Les femmes elles-mêmes respirent la vengeance et la fierté; elles encouragent leurs frères au combat; parfois, se couvrant du casque et de la cuirasse, elles vont elles-mêmes défendre leur honneur. Une jeune fille s'en alla heurter au tombeau de son père pour lui demander son redoutable glaive, afin de le venger; et l'ayant obtenu, elle attaqua les ennemis, qu'elle vainquit. Tornbiörg, fille d'un roi de Suède, combat courageusement dans les rangs des soldats; et son père lui ayant donné le gouvernement d'une province, elle prend un nom d'homme et se voit saluée du titre de roi. Elle combat avec tous les champions qui demandent sa main, et après les avoir vaincus elle les fait tuer ou mutiler. Il en est un enfin qui parvient à triompher d'elle : alors, retournant près de son père, elle dépose ses armes à ses pieds en lui disant : Je vous rends le pouvoir que vous m'avez confié ; je renonce à la gloire à laquelle j'aspirais, et je redeviens femme.

Il y a plus de charme dans la figure d'Ingerborg, l'amante de Hialmar. Ce jeune guerrier, mourant sur le champ de bataille, donne au fidèle Oddr son anneau pour le lui porter. En recevant le triste message, elle y fixe ses regards, et, sans proférer une parole, elle tombe pour ne plus se relever.
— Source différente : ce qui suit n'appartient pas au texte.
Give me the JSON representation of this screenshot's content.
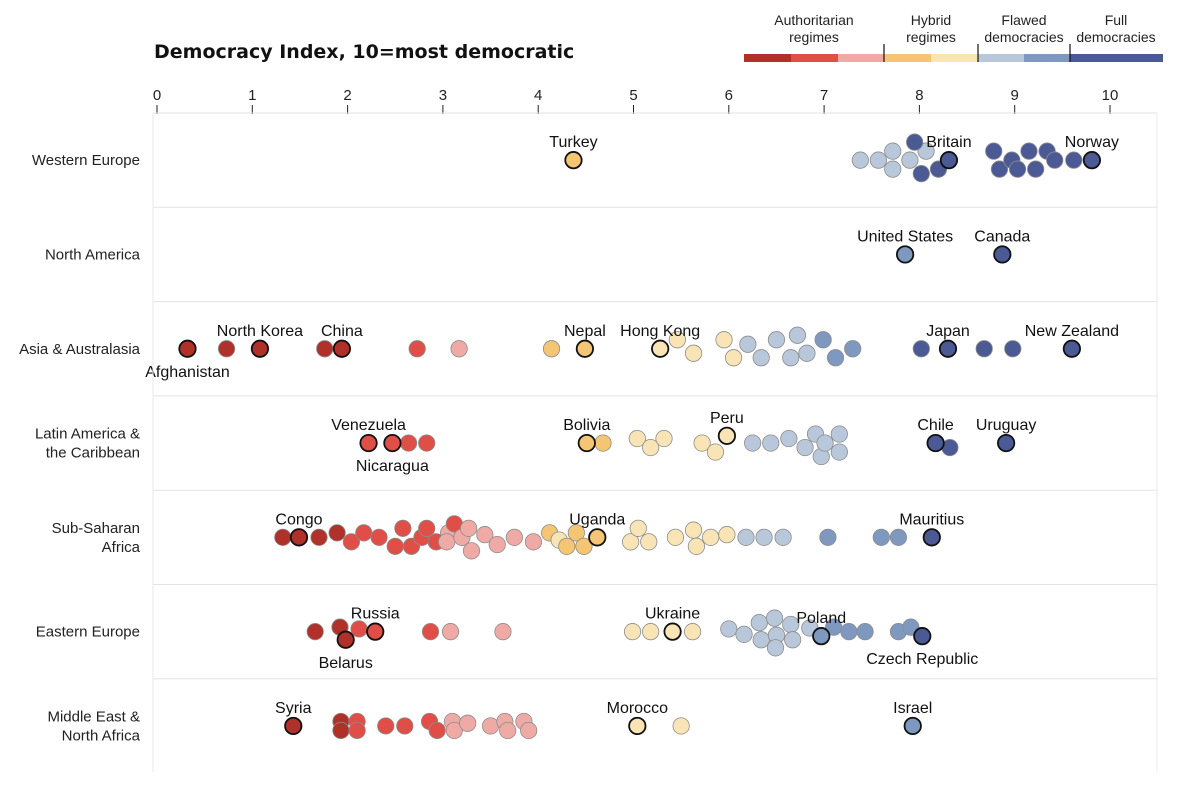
{
  "chart_data": {
    "type": "scatter",
    "title": "Democracy Index, 10=most democratic",
    "xlim": [
      0,
      10
    ],
    "xticks": [
      "0",
      "1",
      "2",
      "3",
      "4",
      "5",
      "6",
      "7",
      "8",
      "9",
      "10"
    ],
    "legend": {
      "placement": "top-right",
      "categories": [
        {
          "lines": [
            "Authoritarian",
            "regimes"
          ]
        },
        {
          "lines": [
            "Hybrid",
            "regimes"
          ]
        },
        {
          "lines": [
            "Flawed",
            "democracies"
          ]
        },
        {
          "lines": [
            "Full",
            "democracies"
          ]
        }
      ]
    },
    "colors": {
      "auth1": "#b0302a",
      "auth2": "#df4f48",
      "auth3": "#efaaa6",
      "hyb1": "#f4c572",
      "hyb2": "#f9e4b6",
      "fl1": "#b9c7db",
      "fl2": "#7e98bf",
      "full": "#4b5a94"
    },
    "regions": [
      {
        "lines": [
          "Western Europe"
        ],
        "points": [
          {
            "x": 4.37,
            "c": "hyb1",
            "label": "Turkey",
            "hl": true
          },
          {
            "x": 7.38,
            "c": "fl1"
          },
          {
            "x": 7.57,
            "c": "fl1"
          },
          {
            "x": 7.72,
            "c": "fl1",
            "o": -1
          },
          {
            "x": 7.72,
            "c": "fl1",
            "o": 1
          },
          {
            "x": 7.9,
            "c": "fl1"
          },
          {
            "x": 8.07,
            "c": "fl1",
            "o": -1
          },
          {
            "x": 7.95,
            "c": "full",
            "o": -2
          },
          {
            "x": 8.02,
            "c": "full",
            "o": 1.5
          },
          {
            "x": 8.2,
            "c": "full",
            "o": 1
          },
          {
            "x": 8.31,
            "c": "full",
            "label": "Britain",
            "hl": true
          },
          {
            "x": 8.78,
            "c": "full",
            "o": -1
          },
          {
            "x": 8.84,
            "c": "full",
            "o": 1
          },
          {
            "x": 8.97,
            "c": "full"
          },
          {
            "x": 9.15,
            "c": "full",
            "o": -1
          },
          {
            "x": 9.03,
            "c": "full",
            "o": 1
          },
          {
            "x": 9.22,
            "c": "full",
            "o": 1
          },
          {
            "x": 9.34,
            "c": "full",
            "o": -1
          },
          {
            "x": 9.42,
            "c": "full"
          },
          {
            "x": 9.62,
            "c": "full"
          },
          {
            "x": 9.81,
            "c": "full",
            "label": "Norway",
            "hl": true
          }
        ]
      },
      {
        "lines": [
          "North America"
        ],
        "points": [
          {
            "x": 7.85,
            "c": "fl2",
            "label": "United States",
            "hl": true
          },
          {
            "x": 8.87,
            "c": "full",
            "label": "Canada",
            "hl": true
          }
        ]
      },
      {
        "lines": [
          "Asia & Australasia"
        ],
        "points": [
          {
            "x": 0.32,
            "c": "auth1",
            "label": "Afghanistan",
            "below": true,
            "hl": true
          },
          {
            "x": 0.73,
            "c": "auth1"
          },
          {
            "x": 1.08,
            "c": "auth1",
            "label": "North Korea",
            "hl": true
          },
          {
            "x": 1.76,
            "c": "auth1"
          },
          {
            "x": 1.94,
            "c": "auth1",
            "label": "China",
            "hl": true
          },
          {
            "x": 2.73,
            "c": "auth2"
          },
          {
            "x": 3.17,
            "c": "auth3"
          },
          {
            "x": 4.14,
            "c": "hyb1"
          },
          {
            "x": 4.49,
            "c": "hyb1",
            "label": "Nepal",
            "hl": true
          },
          {
            "x": 5.28,
            "c": "hyb2",
            "label": "Hong Kong",
            "hl": true
          },
          {
            "x": 5.46,
            "c": "hyb2",
            "o": -1
          },
          {
            "x": 5.63,
            "c": "hyb2",
            "o": 0.5
          },
          {
            "x": 5.95,
            "c": "hyb2",
            "o": -1
          },
          {
            "x": 6.05,
            "c": "hyb2",
            "o": 1
          },
          {
            "x": 6.2,
            "c": "fl1",
            "o": -0.5
          },
          {
            "x": 6.34,
            "c": "fl1",
            "o": 1
          },
          {
            "x": 6.5,
            "c": "fl1",
            "o": -1
          },
          {
            "x": 6.65,
            "c": "fl1",
            "o": 1
          },
          {
            "x": 6.72,
            "c": "fl1",
            "o": -1.5
          },
          {
            "x": 6.82,
            "c": "fl1",
            "o": 0.5
          },
          {
            "x": 6.99,
            "c": "fl2",
            "o": -1
          },
          {
            "x": 7.12,
            "c": "fl2",
            "o": 1
          },
          {
            "x": 7.3,
            "c": "fl2"
          },
          {
            "x": 8.02,
            "c": "full"
          },
          {
            "x": 8.3,
            "c": "full",
            "label": "Japan",
            "hl": true
          },
          {
            "x": 8.68,
            "c": "full"
          },
          {
            "x": 8.98,
            "c": "full"
          },
          {
            "x": 9.6,
            "c": "full",
            "label": "New Zealand",
            "hl": true
          }
        ]
      },
      {
        "lines": [
          "Latin America &",
          "the Caribbean"
        ],
        "points": [
          {
            "x": 2.22,
            "c": "auth2",
            "label": "Venezuela",
            "hl": true
          },
          {
            "x": 2.47,
            "c": "auth2",
            "label": "Nicaragua",
            "below": true,
            "hl": true
          },
          {
            "x": 2.64,
            "c": "auth2"
          },
          {
            "x": 2.83,
            "c": "auth2"
          },
          {
            "x": 4.51,
            "c": "hyb1",
            "label": "Bolivia",
            "hl": true
          },
          {
            "x": 4.68,
            "c": "hyb1"
          },
          {
            "x": 5.04,
            "c": "hyb2",
            "o": -0.5
          },
          {
            "x": 5.18,
            "c": "hyb2",
            "o": 0.5
          },
          {
            "x": 5.32,
            "c": "hyb2",
            "o": -0.5
          },
          {
            "x": 5.72,
            "c": "hyb2"
          },
          {
            "x": 5.86,
            "c": "hyb2",
            "o": 1
          },
          {
            "x": 5.98,
            "c": "hyb2",
            "label": "Peru",
            "o": -0.8,
            "hl": true
          },
          {
            "x": 6.25,
            "c": "fl1"
          },
          {
            "x": 6.44,
            "c": "fl1"
          },
          {
            "x": 6.63,
            "c": "fl1",
            "o": -0.5
          },
          {
            "x": 6.8,
            "c": "fl1",
            "o": 0.5
          },
          {
            "x": 6.91,
            "c": "fl1",
            "o": -1
          },
          {
            "x": 6.97,
            "c": "fl1",
            "o": 1.5
          },
          {
            "x": 7.01,
            "c": "fl1"
          },
          {
            "x": 7.16,
            "c": "fl1",
            "o": -1
          },
          {
            "x": 7.16,
            "c": "fl1",
            "o": 1
          },
          {
            "x": 8.17,
            "c": "full",
            "label": "Chile",
            "hl": true
          },
          {
            "x": 8.32,
            "c": "full",
            "o": 0.5
          },
          {
            "x": 8.91,
            "c": "full",
            "label": "Uruguay",
            "hl": true
          }
        ]
      },
      {
        "lines": [
          "Sub-Saharan",
          "Africa"
        ],
        "points": [
          {
            "x": 1.32,
            "c": "auth1"
          },
          {
            "x": 1.49,
            "c": "auth1",
            "label": "Congo",
            "hl": true
          },
          {
            "x": 1.7,
            "c": "auth1"
          },
          {
            "x": 1.89,
            "c": "auth1",
            "o": -0.5
          },
          {
            "x": 2.04,
            "c": "auth2",
            "o": 0.5
          },
          {
            "x": 2.17,
            "c": "auth2",
            "o": -0.5
          },
          {
            "x": 2.33,
            "c": "auth2"
          },
          {
            "x": 2.5,
            "c": "auth2",
            "o": 1
          },
          {
            "x": 2.58,
            "c": "auth2",
            "o": -1
          },
          {
            "x": 2.67,
            "c": "auth2",
            "o": 1
          },
          {
            "x": 2.78,
            "c": "auth2"
          },
          {
            "x": 2.83,
            "c": "auth2",
            "o": -1
          },
          {
            "x": 2.93,
            "c": "auth2",
            "o": 0.5
          },
          {
            "x": 3.06,
            "c": "auth3",
            "o": -0.5
          },
          {
            "x": 3.04,
            "c": "auth3",
            "o": 0.5
          },
          {
            "x": 3.12,
            "c": "auth2",
            "o": -1.5
          },
          {
            "x": 3.2,
            "c": "auth3",
            "o": 0
          },
          {
            "x": 3.27,
            "c": "auth3",
            "o": -1
          },
          {
            "x": 3.3,
            "c": "auth3",
            "o": 1.5
          },
          {
            "x": 3.44,
            "c": "auth3",
            "o": -0.3
          },
          {
            "x": 3.57,
            "c": "auth3",
            "o": 0.8
          },
          {
            "x": 3.75,
            "c": "auth3"
          },
          {
            "x": 3.95,
            "c": "auth3",
            "o": 0.5
          },
          {
            "x": 4.12,
            "c": "hyb1",
            "o": -0.5
          },
          {
            "x": 4.22,
            "c": "hyb2",
            "o": 0.3
          },
          {
            "x": 4.3,
            "c": "hyb1",
            "o": 1
          },
          {
            "x": 4.4,
            "c": "hyb1",
            "o": -0.5
          },
          {
            "x": 4.48,
            "c": "hyb1",
            "o": 1
          },
          {
            "x": 4.62,
            "c": "hyb1",
            "label": "Uganda",
            "hl": true
          },
          {
            "x": 4.97,
            "c": "hyb2",
            "o": 0.5
          },
          {
            "x": 5.05,
            "c": "hyb2",
            "o": -1
          },
          {
            "x": 5.16,
            "c": "hyb2",
            "o": 0.5
          },
          {
            "x": 5.44,
            "c": "hyb2"
          },
          {
            "x": 5.63,
            "c": "hyb2",
            "o": -0.8
          },
          {
            "x": 5.66,
            "c": "hyb2",
            "o": 1
          },
          {
            "x": 5.81,
            "c": "hyb2"
          },
          {
            "x": 5.98,
            "c": "hyb2",
            "o": -0.3
          },
          {
            "x": 6.18,
            "c": "fl1"
          },
          {
            "x": 6.37,
            "c": "fl1"
          },
          {
            "x": 6.57,
            "c": "fl1"
          },
          {
            "x": 7.04,
            "c": "fl2"
          },
          {
            "x": 7.6,
            "c": "fl2"
          },
          {
            "x": 7.78,
            "c": "fl2"
          },
          {
            "x": 8.13,
            "c": "full",
            "label": "Mauritius",
            "hl": true
          }
        ]
      },
      {
        "lines": [
          "Eastern Europe"
        ],
        "points": [
          {
            "x": 1.66,
            "c": "auth1"
          },
          {
            "x": 1.92,
            "c": "auth1",
            "o": -0.5
          },
          {
            "x": 1.98,
            "c": "auth1",
            "label": "Belarus",
            "below": true,
            "o": 0.9,
            "hl": true
          },
          {
            "x": 2.12,
            "c": "auth2",
            "o": -0.3
          },
          {
            "x": 2.29,
            "c": "auth2",
            "label": "Russia",
            "hl": true
          },
          {
            "x": 2.87,
            "c": "auth2"
          },
          {
            "x": 3.08,
            "c": "auth3"
          },
          {
            "x": 3.63,
            "c": "auth3"
          },
          {
            "x": 4.99,
            "c": "hyb2"
          },
          {
            "x": 5.18,
            "c": "hyb2"
          },
          {
            "x": 5.41,
            "c": "hyb2",
            "label": "Ukraine",
            "hl": true
          },
          {
            "x": 5.62,
            "c": "hyb2"
          },
          {
            "x": 6.0,
            "c": "fl1",
            "o": -0.3
          },
          {
            "x": 6.16,
            "c": "fl1",
            "o": 0.3
          },
          {
            "x": 6.32,
            "c": "fl1",
            "o": -1
          },
          {
            "x": 6.34,
            "c": "fl1",
            "o": 0.9
          },
          {
            "x": 6.48,
            "c": "fl1",
            "o": -1.5
          },
          {
            "x": 6.5,
            "c": "fl1",
            "o": 0.4
          },
          {
            "x": 6.49,
            "c": "fl1",
            "o": 1.8
          },
          {
            "x": 6.65,
            "c": "fl1",
            "o": -0.8
          },
          {
            "x": 6.67,
            "c": "fl1",
            "o": 0.9
          },
          {
            "x": 6.85,
            "c": "fl1",
            "o": -0.4
          },
          {
            "x": 7.1,
            "c": "fl2",
            "o": -0.5
          },
          {
            "x": 6.97,
            "c": "fl2",
            "label": "Poland",
            "o": 0.5,
            "hl": true
          },
          {
            "x": 7.26,
            "c": "fl2"
          },
          {
            "x": 7.43,
            "c": "fl2"
          },
          {
            "x": 7.78,
            "c": "fl2"
          },
          {
            "x": 7.91,
            "c": "fl2",
            "o": -0.5
          },
          {
            "x": 8.03,
            "c": "full",
            "label": "Czech Republic",
            "below": true,
            "o": 0.5,
            "hl": true
          }
        ]
      },
      {
        "lines": [
          "Middle East &",
          "North Africa"
        ],
        "points": [
          {
            "x": 1.43,
            "c": "auth1",
            "label": "Syria",
            "hl": true
          },
          {
            "x": 1.93,
            "c": "auth1",
            "o": -0.5
          },
          {
            "x": 1.93,
            "c": "auth1",
            "o": 0.5
          },
          {
            "x": 2.1,
            "c": "auth2",
            "o": -0.5
          },
          {
            "x": 2.1,
            "c": "auth2",
            "o": 0.5
          },
          {
            "x": 2.4,
            "c": "auth2"
          },
          {
            "x": 2.6,
            "c": "auth2"
          },
          {
            "x": 2.86,
            "c": "auth2",
            "o": -0.5
          },
          {
            "x": 2.94,
            "c": "auth2",
            "o": 0.5
          },
          {
            "x": 3.1,
            "c": "auth3",
            "o": -0.5
          },
          {
            "x": 3.12,
            "c": "auth3",
            "o": 0.5
          },
          {
            "x": 3.26,
            "c": "auth3",
            "o": -0.3
          },
          {
            "x": 3.5,
            "c": "auth3"
          },
          {
            "x": 3.65,
            "c": "auth3",
            "o": -0.5
          },
          {
            "x": 3.68,
            "c": "auth3",
            "o": 0.5
          },
          {
            "x": 3.85,
            "c": "auth3",
            "o": -0.5
          },
          {
            "x": 3.9,
            "c": "auth3",
            "o": 0.5
          },
          {
            "x": 5.04,
            "c": "hyb2",
            "label": "Morocco",
            "hl": true
          },
          {
            "x": 5.5,
            "c": "hyb2"
          },
          {
            "x": 7.93,
            "c": "fl2",
            "label": "Israel",
            "hl": true
          }
        ]
      }
    ]
  }
}
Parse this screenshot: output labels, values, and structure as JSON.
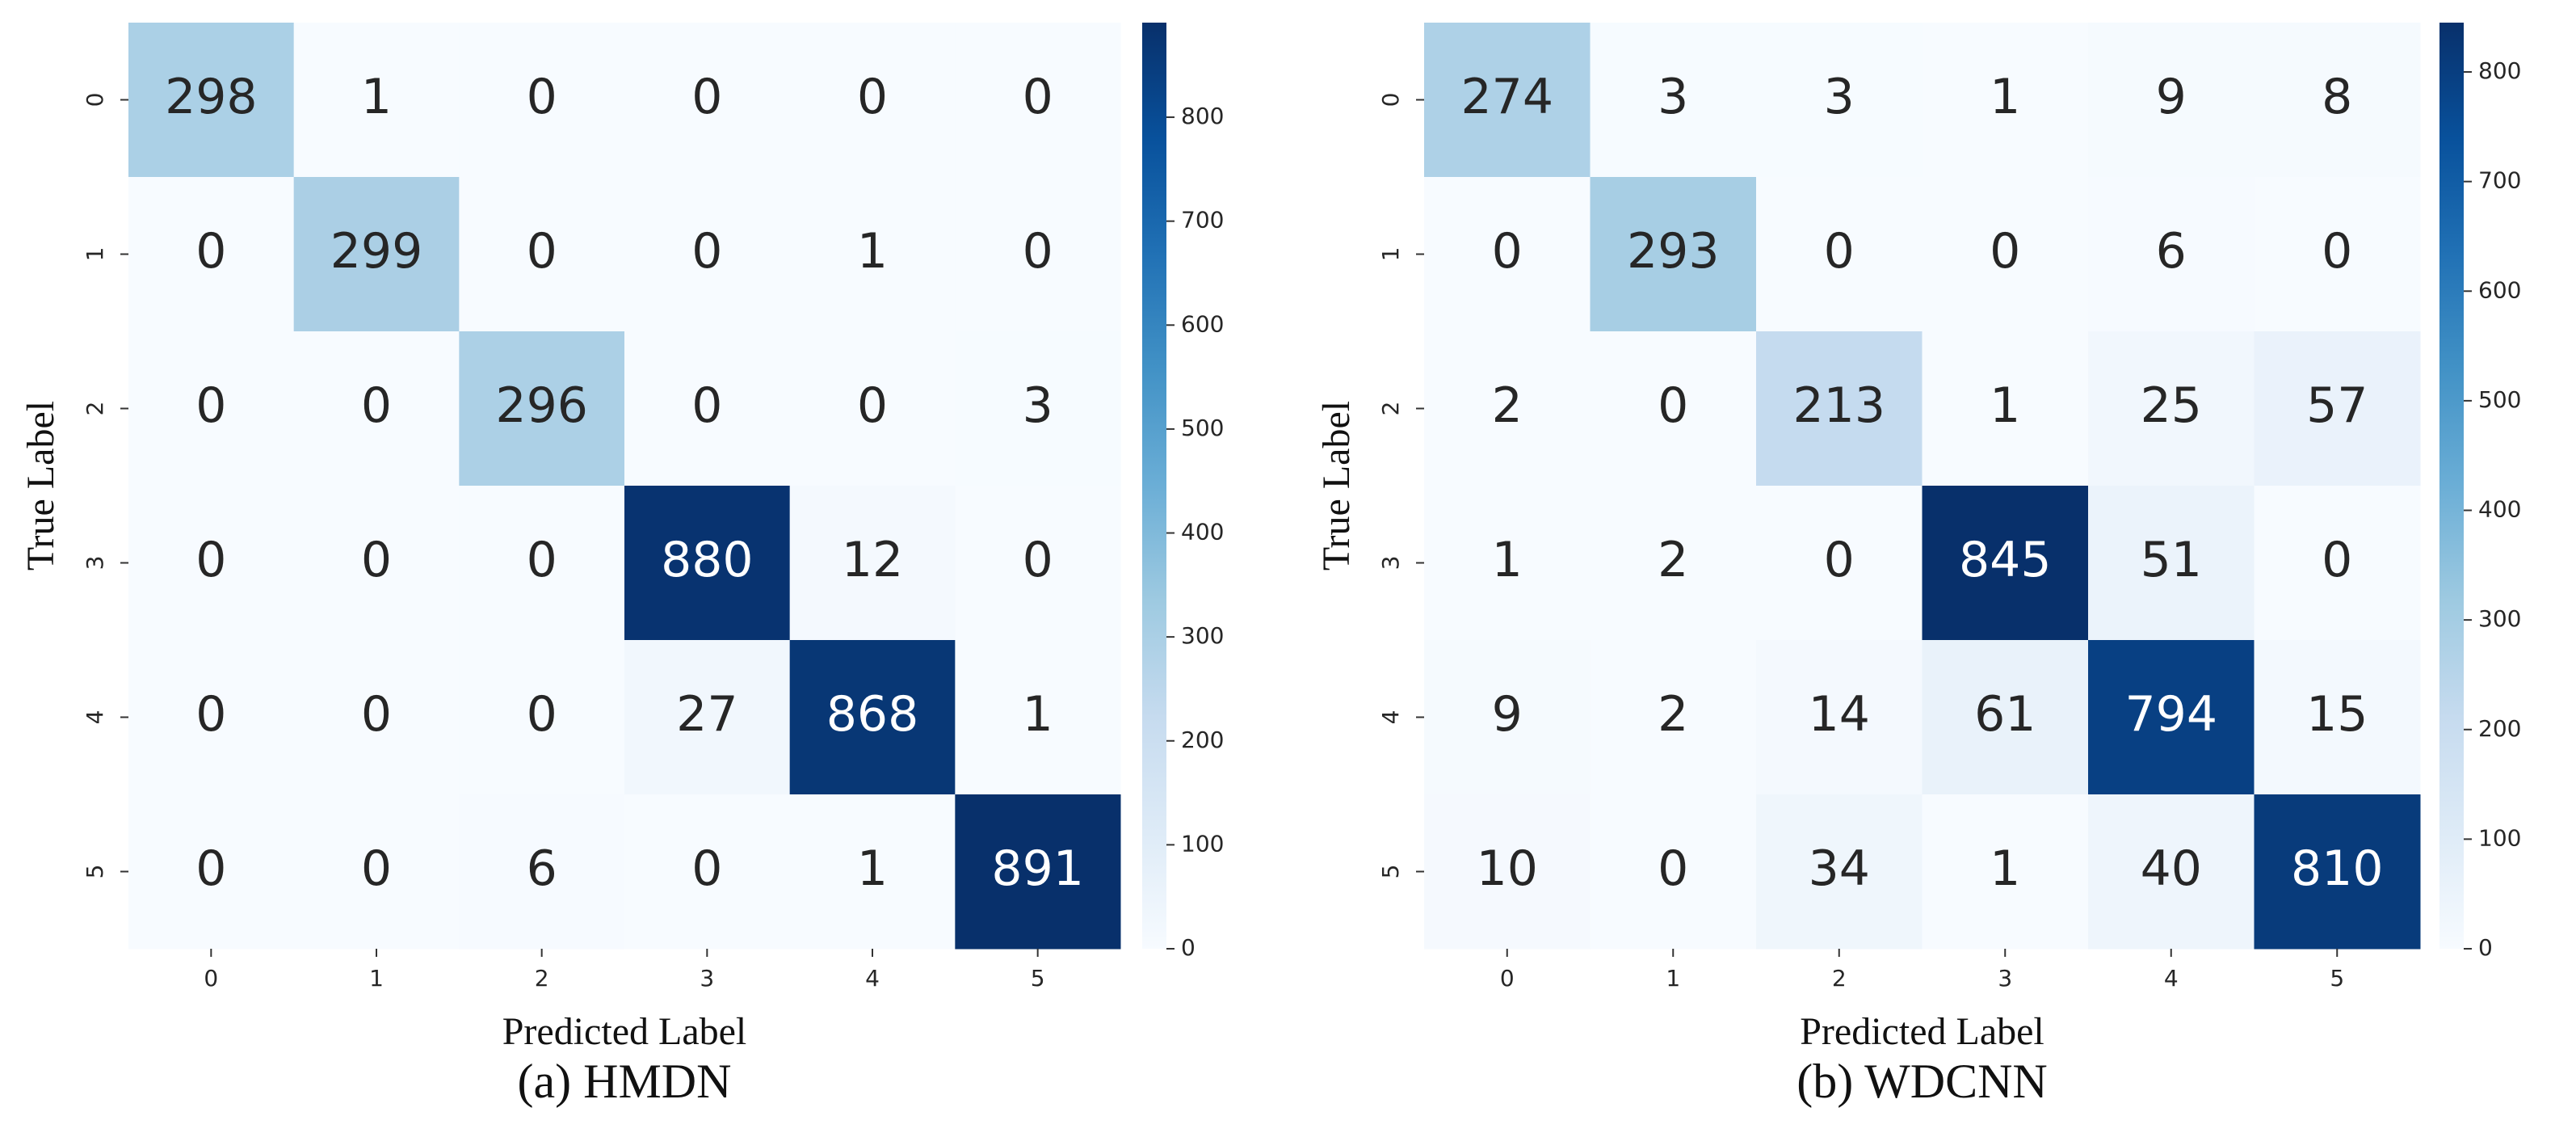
{
  "chart_data": [
    {
      "type": "heatmap",
      "title": "(a) HMDN",
      "xlabel": "Predicted Label",
      "ylabel": "True Label",
      "categories": [
        "0",
        "1",
        "2",
        "3",
        "4",
        "5"
      ],
      "y_categories": [
        "0",
        "1",
        "2",
        "3",
        "4",
        "5"
      ],
      "values": [
        [
          298,
          1,
          0,
          0,
          0,
          0
        ],
        [
          0,
          299,
          0,
          0,
          1,
          0
        ],
        [
          0,
          0,
          296,
          0,
          0,
          3
        ],
        [
          0,
          0,
          0,
          880,
          12,
          0
        ],
        [
          0,
          0,
          0,
          27,
          868,
          1
        ],
        [
          0,
          0,
          6,
          0,
          1,
          891
        ]
      ],
      "colormap": "Blues",
      "clim": [
        0,
        891
      ],
      "cticks": [
        0,
        100,
        200,
        300,
        400,
        500,
        600,
        700,
        800
      ]
    },
    {
      "type": "heatmap",
      "title": "(b) WDCNN",
      "xlabel": "Predicted Label",
      "ylabel": "True Label",
      "categories": [
        "0",
        "1",
        "2",
        "3",
        "4",
        "5"
      ],
      "y_categories": [
        "0",
        "1",
        "2",
        "3",
        "4",
        "5"
      ],
      "values": [
        [
          274,
          3,
          3,
          1,
          9,
          8
        ],
        [
          0,
          293,
          0,
          0,
          6,
          0
        ],
        [
          2,
          0,
          213,
          1,
          25,
          57
        ],
        [
          1,
          2,
          0,
          845,
          51,
          0
        ],
        [
          9,
          2,
          14,
          61,
          794,
          15
        ],
        [
          10,
          0,
          34,
          1,
          40,
          810
        ]
      ],
      "colormap": "Blues",
      "clim": [
        0,
        845
      ],
      "cticks": [
        0,
        100,
        200,
        300,
        400,
        500,
        600,
        700,
        800
      ]
    }
  ]
}
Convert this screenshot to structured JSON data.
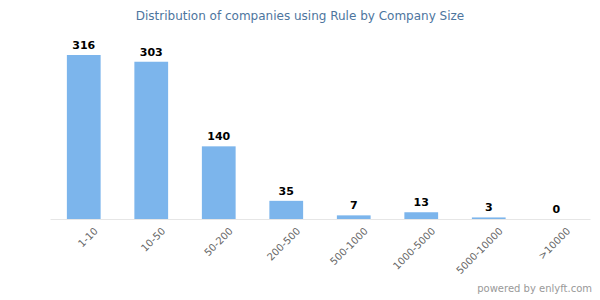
{
  "chart_data": {
    "type": "bar",
    "title": "Distribution of companies using Rule by Company Size",
    "categories": [
      "1-10",
      "10-50",
      "50-200",
      "200-500",
      "500-1000",
      "1000-5000",
      "5000-10000",
      ">10000"
    ],
    "values": [
      316,
      303,
      140,
      35,
      7,
      13,
      3,
      0
    ],
    "color": "#7cb5ec",
    "ylim": [
      0,
      316
    ],
    "data_labels": true,
    "tick_labels": "x",
    "annotation": "powered by enlyft.com"
  }
}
Les mœurs présentées dans les sagas offrent un tableau repoussant ce ne sont que séductions, adultères, incestes. Le temps qui n'est pas employé à la guerre se consume dans la débauche; les vengeances des puissants sont exécutées par des sicaires (berserkir). Les superstitions jouent un grand rôle, notamment les songes, les prèssentiments, les sorcières et les trolls (1), puis les nains rusés, les formidables géants et un

(1) Les trolls, très-puissants dans la magie, étaient de trois sortes. Les premiers étaient des monstres gigantesques; les seconds, de beaucoup inférieurs en force, l'emportaient par l'intelligence et par la connaissance des secrets de la nature et de l'avenir; ce qui les fit parvenir à vaincre les premiers et à devenir dieux. Les troisièmes sont un mélange des deux autres races, mais inférieurs à toutes deux.